The Calaveras County Fair & Jumping Frog Jubilee is probably the most international of all of California's county fairs. Having started in 1893, not only is it one of the longest running county fairs the Golden State, but the fairgrounds are the setting of one of Mark Twain's most well-known short stories, the "Celebrated Jumping Frog of Calaveras County," first published in 1865.
The Twain story is believed to be based on an actual competition - although the Frog Jumping Jubilee officially began at the 1928 fair - and his ongoing frog jumping competition has gained an international following that includes both fair enthusiasts, literature aficionados, Twain scholars, and fans of all things Americana.
"It's really a world fair, peo
ple do come here from all over the globe to this fair, it really doses have an a big l following from outside the area," said Kevin Tate, President/CEO, California Carnival Company, who provides the midway for the fair.

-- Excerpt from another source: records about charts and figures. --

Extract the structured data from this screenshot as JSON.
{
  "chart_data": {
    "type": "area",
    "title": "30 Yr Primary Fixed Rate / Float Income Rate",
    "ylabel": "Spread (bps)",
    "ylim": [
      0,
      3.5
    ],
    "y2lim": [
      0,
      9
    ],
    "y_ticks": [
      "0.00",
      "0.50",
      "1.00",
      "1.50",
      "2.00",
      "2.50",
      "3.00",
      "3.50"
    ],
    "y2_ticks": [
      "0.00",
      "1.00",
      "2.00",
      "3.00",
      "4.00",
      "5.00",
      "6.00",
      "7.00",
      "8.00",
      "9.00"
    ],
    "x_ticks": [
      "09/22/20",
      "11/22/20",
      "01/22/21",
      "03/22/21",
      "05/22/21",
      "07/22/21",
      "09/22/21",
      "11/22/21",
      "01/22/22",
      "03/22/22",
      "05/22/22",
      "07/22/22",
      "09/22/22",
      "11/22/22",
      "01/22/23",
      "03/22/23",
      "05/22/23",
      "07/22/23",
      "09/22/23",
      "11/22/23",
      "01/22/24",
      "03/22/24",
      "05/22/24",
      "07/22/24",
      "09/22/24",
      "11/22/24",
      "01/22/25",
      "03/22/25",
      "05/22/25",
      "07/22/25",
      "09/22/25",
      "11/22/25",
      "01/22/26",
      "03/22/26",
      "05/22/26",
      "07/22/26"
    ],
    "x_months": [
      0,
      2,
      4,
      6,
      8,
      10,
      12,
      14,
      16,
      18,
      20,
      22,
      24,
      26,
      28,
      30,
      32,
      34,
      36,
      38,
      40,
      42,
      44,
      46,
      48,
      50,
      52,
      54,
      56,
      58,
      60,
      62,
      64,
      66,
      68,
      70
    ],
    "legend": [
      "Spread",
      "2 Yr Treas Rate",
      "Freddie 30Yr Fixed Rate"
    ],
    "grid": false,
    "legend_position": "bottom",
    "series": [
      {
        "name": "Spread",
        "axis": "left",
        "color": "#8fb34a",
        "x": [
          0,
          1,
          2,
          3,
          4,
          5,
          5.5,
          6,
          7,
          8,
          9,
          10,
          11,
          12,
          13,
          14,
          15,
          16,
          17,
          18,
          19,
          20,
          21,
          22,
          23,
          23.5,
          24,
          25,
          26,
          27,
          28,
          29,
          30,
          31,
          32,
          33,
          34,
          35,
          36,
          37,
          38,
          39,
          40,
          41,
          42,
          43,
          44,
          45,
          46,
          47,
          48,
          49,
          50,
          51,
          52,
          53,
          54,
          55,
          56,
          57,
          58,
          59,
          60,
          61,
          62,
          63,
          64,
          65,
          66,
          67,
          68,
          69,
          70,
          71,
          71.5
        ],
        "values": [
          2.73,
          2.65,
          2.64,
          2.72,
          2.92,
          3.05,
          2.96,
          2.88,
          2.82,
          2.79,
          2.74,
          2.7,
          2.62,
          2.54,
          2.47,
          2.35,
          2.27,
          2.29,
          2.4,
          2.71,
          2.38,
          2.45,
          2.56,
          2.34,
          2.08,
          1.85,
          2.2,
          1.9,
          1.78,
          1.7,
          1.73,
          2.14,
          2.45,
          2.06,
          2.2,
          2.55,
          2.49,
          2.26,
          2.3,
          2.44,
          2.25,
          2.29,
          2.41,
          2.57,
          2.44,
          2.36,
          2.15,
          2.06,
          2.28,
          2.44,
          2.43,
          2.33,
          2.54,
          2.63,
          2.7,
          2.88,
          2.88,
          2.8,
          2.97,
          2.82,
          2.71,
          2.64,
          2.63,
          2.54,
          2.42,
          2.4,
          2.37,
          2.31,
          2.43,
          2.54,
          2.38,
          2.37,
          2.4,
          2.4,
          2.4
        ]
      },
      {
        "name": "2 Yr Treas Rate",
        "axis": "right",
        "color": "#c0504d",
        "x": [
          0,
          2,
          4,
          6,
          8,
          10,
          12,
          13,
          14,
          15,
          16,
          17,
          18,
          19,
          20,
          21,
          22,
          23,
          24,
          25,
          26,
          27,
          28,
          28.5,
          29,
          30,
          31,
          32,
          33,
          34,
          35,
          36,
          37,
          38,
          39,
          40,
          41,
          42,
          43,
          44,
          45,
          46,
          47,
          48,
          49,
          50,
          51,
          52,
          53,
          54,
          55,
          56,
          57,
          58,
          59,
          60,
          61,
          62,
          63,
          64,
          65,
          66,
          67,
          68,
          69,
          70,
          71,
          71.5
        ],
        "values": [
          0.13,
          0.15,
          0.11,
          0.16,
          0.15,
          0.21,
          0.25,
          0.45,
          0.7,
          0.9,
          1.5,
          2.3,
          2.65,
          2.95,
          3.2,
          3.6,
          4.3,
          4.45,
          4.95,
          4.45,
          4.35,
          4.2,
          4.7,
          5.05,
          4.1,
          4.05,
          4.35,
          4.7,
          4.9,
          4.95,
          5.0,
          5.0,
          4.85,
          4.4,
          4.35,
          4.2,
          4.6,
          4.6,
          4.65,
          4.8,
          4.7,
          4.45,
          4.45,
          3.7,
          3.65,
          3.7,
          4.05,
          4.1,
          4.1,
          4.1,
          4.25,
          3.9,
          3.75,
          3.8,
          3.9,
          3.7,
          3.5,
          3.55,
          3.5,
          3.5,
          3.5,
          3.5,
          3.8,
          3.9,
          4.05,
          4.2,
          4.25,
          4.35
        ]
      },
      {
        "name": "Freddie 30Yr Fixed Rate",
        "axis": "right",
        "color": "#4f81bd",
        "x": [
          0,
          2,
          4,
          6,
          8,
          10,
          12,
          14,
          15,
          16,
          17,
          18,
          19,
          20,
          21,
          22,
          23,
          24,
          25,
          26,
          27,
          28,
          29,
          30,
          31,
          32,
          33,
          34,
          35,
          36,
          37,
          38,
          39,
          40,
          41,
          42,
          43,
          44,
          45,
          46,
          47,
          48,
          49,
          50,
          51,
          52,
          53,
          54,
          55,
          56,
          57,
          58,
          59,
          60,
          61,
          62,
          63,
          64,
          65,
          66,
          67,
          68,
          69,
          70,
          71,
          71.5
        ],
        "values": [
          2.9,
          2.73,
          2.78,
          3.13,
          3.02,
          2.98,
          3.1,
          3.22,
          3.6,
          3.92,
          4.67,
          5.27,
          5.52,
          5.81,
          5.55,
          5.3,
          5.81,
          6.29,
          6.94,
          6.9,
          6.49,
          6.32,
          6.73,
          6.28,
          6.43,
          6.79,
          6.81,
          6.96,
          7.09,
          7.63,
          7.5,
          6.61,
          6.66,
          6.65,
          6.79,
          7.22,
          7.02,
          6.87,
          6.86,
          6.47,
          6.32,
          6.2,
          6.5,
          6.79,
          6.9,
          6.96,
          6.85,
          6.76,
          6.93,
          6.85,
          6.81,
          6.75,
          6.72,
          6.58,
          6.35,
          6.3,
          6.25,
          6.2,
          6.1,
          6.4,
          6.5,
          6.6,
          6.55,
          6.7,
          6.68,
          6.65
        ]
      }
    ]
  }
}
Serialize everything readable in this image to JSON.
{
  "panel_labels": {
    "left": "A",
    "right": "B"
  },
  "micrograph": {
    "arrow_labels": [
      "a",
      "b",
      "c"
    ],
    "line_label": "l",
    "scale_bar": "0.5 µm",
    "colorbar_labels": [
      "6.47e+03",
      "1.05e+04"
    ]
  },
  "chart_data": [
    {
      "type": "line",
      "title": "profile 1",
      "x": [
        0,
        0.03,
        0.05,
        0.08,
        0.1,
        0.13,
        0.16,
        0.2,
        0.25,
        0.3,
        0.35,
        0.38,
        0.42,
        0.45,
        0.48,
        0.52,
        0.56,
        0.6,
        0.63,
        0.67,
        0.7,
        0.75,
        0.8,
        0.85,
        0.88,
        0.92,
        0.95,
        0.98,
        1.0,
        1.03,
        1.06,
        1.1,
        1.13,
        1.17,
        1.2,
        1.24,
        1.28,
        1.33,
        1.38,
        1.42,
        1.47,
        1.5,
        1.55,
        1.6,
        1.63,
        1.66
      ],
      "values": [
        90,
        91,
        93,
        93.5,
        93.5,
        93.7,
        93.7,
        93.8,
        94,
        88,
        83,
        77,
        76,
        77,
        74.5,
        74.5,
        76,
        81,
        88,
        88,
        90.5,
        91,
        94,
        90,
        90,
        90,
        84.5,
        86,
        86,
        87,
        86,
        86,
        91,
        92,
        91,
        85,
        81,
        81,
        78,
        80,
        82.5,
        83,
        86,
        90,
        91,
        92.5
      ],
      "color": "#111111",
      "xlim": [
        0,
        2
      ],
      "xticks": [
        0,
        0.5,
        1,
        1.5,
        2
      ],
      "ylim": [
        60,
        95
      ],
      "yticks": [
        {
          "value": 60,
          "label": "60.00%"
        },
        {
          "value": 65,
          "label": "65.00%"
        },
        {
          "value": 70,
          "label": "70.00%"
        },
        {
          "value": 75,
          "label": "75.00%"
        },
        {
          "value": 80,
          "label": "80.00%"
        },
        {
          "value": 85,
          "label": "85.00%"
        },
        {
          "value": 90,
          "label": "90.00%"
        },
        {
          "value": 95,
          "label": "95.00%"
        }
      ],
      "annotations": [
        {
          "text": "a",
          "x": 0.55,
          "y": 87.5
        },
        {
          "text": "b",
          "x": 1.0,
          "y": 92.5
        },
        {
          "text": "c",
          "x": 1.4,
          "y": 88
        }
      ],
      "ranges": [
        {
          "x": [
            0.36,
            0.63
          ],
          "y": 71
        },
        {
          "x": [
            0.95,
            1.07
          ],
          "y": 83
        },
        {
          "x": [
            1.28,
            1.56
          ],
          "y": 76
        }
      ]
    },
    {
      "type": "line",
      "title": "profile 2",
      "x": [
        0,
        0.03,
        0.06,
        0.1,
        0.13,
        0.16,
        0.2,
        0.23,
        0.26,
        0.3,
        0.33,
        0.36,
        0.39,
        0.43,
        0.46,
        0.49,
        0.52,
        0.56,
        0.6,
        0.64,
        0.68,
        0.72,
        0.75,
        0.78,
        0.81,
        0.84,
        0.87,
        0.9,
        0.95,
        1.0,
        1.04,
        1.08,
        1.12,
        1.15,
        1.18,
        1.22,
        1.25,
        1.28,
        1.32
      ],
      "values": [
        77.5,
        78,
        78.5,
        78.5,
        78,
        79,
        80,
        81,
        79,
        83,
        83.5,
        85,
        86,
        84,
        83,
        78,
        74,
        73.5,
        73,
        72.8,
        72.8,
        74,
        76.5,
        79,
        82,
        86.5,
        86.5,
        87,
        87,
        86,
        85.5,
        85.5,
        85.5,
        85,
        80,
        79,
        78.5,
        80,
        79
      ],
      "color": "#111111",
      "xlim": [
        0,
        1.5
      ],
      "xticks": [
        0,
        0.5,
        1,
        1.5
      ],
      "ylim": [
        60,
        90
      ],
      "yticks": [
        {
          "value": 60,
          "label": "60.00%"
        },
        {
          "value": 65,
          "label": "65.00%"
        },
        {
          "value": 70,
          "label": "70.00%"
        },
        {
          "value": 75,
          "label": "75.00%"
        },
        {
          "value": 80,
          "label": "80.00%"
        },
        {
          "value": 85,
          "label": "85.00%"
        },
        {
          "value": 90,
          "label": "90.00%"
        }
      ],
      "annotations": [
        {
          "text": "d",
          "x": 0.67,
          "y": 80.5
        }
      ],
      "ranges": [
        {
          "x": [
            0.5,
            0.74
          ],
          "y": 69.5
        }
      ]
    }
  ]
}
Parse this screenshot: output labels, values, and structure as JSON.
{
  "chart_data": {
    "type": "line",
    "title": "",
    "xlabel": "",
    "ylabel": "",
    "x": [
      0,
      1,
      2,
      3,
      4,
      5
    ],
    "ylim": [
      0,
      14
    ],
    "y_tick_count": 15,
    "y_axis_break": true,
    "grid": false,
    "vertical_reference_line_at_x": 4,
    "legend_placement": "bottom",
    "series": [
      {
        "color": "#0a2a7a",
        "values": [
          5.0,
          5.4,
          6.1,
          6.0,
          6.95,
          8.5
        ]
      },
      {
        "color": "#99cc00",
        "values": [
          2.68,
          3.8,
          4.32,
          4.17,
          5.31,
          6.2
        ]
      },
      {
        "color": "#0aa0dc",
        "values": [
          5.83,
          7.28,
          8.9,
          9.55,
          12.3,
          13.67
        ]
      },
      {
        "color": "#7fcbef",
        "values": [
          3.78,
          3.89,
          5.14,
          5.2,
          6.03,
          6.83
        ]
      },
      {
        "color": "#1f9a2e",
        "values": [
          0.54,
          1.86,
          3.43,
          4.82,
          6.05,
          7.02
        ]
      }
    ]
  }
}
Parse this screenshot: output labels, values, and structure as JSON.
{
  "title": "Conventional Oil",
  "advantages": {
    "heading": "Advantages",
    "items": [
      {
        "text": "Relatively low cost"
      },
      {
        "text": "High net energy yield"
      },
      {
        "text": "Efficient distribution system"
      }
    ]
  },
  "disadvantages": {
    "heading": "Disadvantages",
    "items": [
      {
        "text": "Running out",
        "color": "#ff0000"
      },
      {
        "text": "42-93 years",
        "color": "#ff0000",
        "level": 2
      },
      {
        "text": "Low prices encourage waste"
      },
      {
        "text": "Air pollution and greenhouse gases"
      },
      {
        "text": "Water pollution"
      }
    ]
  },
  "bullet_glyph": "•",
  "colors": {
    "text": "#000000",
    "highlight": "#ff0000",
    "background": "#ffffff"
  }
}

While the renown of one America's most iconic literary heroes may still attract a few global followers, the real support comes from the surrounding environs. "The local people do really turnout for this fair, more than many of the California County fairs," said Tate.
He added, that Laurie Giannini, CEO/Fair Manager, "really cares about the community, she's very community oriented. The do a good job and on a limited budget."
Attendance at the Calaveras County Fair & Jumping Frog Jubilee was 31,000, which according to Giannini, was down by about 2,000 fairgoers. The main culprit was weather and as she describes it, the fair had all four seasons in one weekend. "We had a hot summer day, a brisk fall day, a cold winter day and one pleasant spring day," said Giannini.
Midway Spending Up
The Calaveras County Fair & Jumping Frog Jubilee featured 20 food vendors, and while the bad weather negatively impacted attendance, those who came, spent. "The cold days food concessions were up," she said.
While overall attendance was down for the fair dipped, the spending at the midway was "up by about 10 percent," said Tate. "It's a good fair for us and one of the better of the smaller, county fairs."
The California Carnival Company midway featured 26 rides, three more than last year, and while favorites returned, such as 65-foot Century Wheel and the Mach II Mega Slide, which Tate designed using two 100-foot slides with six lanes, new for the fair was a KMG Tango and the Pharaoh's Fury.
"We are only one of four Tangos in the country," said Tate. "We put in a hell of a carnival for a county fair, with a lot of one of a kind rides."
He added, that the 65-foot Century Wheel is "probably our best money maker for a season."
The local economy Tate pointed out, has been doing better, and he mentioned that while a fire last year caused severe destruction, "the insurance money has come in, and the rebuilding has increased employment, so people were spending at the fair."
Giannini agreed that the local economy has improved. "Yes. sponsorship was up and so was our Junior Livestock Auction," she said.
Many fairs in California have cut back on budgets, and the Calaveras County Fair & Jumping Frog Jubilee did cut back on marketing a few years ago, also eliminating nationally known entertainment acts.
"But they do a good job with what they have in terms of entertainment. What they offer does attract people," said Tate. "They are not booking big name bands, but the country band they did book has a following and the demolition derby attracts people. They do a good job on a very limited budget."
The entertainment at the Calaveras County Fair & Jumping Frog Jubilee included up and coming country band, Little Texas, the Destruction Derby and the 3rd annual California Cowboys Professional Rodeo Association (CCPRA).
"The rodeo is popular and has a following and we were glad to have it return," said Giannini. "We also honored our veterans at the Rodeo, so it was a great event."
She added that the CCPRA rodeo was held on a cold weather day and attendance for the event, "was down."
The California Carnival Company plays county fairs, a market the company only reentered again in 2016, as well as festivals and other events. So far, Tate said this year will be one of he company's best ever. "We are up 15, nearly 16 percent."
While the economy may be a little better, he said that the more effective factor have been a customer-service corporate culture he insists on for his midway. "We are a good operation, a world class midway, because of how we insist on customer service at all points. We do a complete background test and drug testing, we are very structured, it's military style. Our workers say please and thank you. We are constantly preaching customer service. Before we open at an event, we walk the entire grounds and make sure we can point out where the restrooms are, first aid, all the different areas of the fair, so we can give that information to the customer when asked."
He added, "I do my job very diligently, timing the ride cycles, speeding them up and slowing them down, because part of the fun is not just riding the ride, but the anticipation of getting on that ride."